Assim como saem de poucos países, os deslocados do mundo todo também se concentram em poucos destinos. Em 2019, três em cada cinco se encontravam em dez países, a maioria em desenvolvimento, sendo a Turquia o primeiro seguida por Colômbia -que aparece pela primeira vez no ranking-, Paquistão, Uganda e Alemanha.
"A Colômbia sempre foi marcada pelo deslocamento de seus cidadãos, interno ou para outros países.
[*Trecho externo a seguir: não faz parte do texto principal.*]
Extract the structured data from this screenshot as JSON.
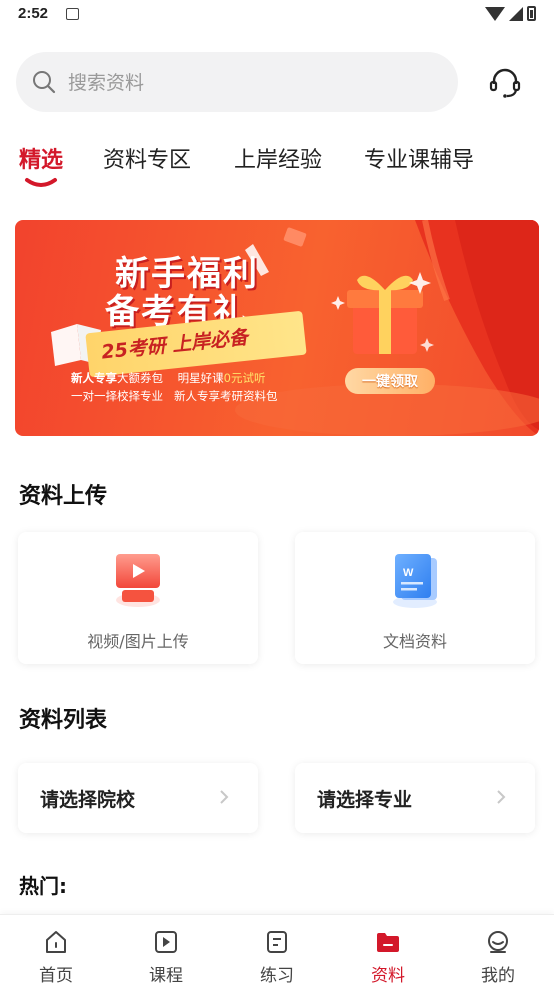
{
  "status_bar": {
    "time": "2:52"
  },
  "search": {
    "placeholder": "搜索资料",
    "icon": "search-icon",
    "support_icon": "headset-icon"
  },
  "tabs": [
    {
      "label": "精选",
      "active": true
    },
    {
      "label": "资料专区",
      "active": false
    },
    {
      "label": "上岸经验",
      "active": false
    },
    {
      "label": "专业课辅导",
      "active": false
    }
  ],
  "banner": {
    "title_line1": "新手福利",
    "title_line2": "备考有礼",
    "ribbon": "25考研 上岸必备",
    "line1_part1": "新人专享",
    "line1_part2": "大额券包",
    "line1_part3": "明星好课",
    "line1_part4": "0元试听",
    "line2_part1": "一对一择校择专业",
    "line2_part2": "新人专享考研资料包",
    "button": "一键领取"
  },
  "upload_section": {
    "title": "资料上传",
    "cards": [
      {
        "label": "视频/图片上传",
        "icon": "video-upload-icon"
      },
      {
        "label": "文档资料",
        "icon": "document-icon"
      }
    ]
  },
  "list_section": {
    "title": "资料列表",
    "selects": [
      {
        "label": "请选择院校"
      },
      {
        "label": "请选择专业"
      }
    ]
  },
  "hot": {
    "label": "热门:"
  },
  "bottom_nav": [
    {
      "label": "首页",
      "icon": "home-icon",
      "active": false
    },
    {
      "label": "课程",
      "icon": "play-icon",
      "active": false
    },
    {
      "label": "练习",
      "icon": "exercise-icon",
      "active": false
    },
    {
      "label": "资料",
      "icon": "folder-icon",
      "active": true
    },
    {
      "label": "我的",
      "icon": "profile-icon",
      "active": false
    }
  ],
  "colors": {
    "accent": "#d3182a",
    "banner_bg": "#f4522e",
    "search_bg": "#f2f2f3"
  }
}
Agora é um dos que mais acolhem pessoas de fora, por causa da migração de venezuelanos", diz Luiz Fernando Godinho, porta-voz do Acnur no Brasil.
A Colômbia é o país que teve mais deslocados internos ao longo da década, especialmente devido aos conflitos com guerrilhas.
Com a pandemia do novo coronavírus, fica difícil prever o que vai acontecer em 2020, mas é provável que o número total de deslocados caia devido ao impacto dos fechamentos de fronteiras e das quarentenas nos sistemas de asilo. Por exemplo, o número de pedidos na União Europeia caiu 43% de fevereiro para março.
"Embora a gente reconheça a necessidade dos países de estabelecerem essas medidas preventivas na crise sanitária, esperamos que elas não se tornem constantes, que as pessoas que buscam proteção voltem a circular e que os procedimentos de análise de pedidos de refúgio sejam retomados", diz Godinho. "Também pedimos que os países incluam essas pessoas nas respostas à pandemia, como nos auxílios emergenciais e no sistema de saúde pública."
Maior êxodo na história recente da região e uma das maiores crises de deslocados do mundo, o caso da Venezuela ganhou destaque no relatório. Os venezuelanos foram os que mais entraram com novos pedidos de refúgio em 2019 no mundo (430 mil, no total), superando de longe os afegãos (105 mil). O número de imigrantes dessa nacionalidade em situação irregular também cresce -é o caso de 50% dos que estão na Colômbia, por exemplo.
O Acnur recomenda que os países sigam a Declaração de Cartagena, de 1984, que amplia a definição dos critérios para conceder refúgio para além da perseguição individual. A situação do país sul-americano é classificada como "violação grave e generalizada de direitos humanos", algo que já foi adotado, por exemplo, pelo Brasil, que tem feito mutirões de aprovação de pedidos de refúgio de pessoas dessa nacionalidade.
O Brasil tem 43 mil refugiados reconhecidos, de acordo com o Ministério da Justiça, dos quais 38 mil são venezuelanos.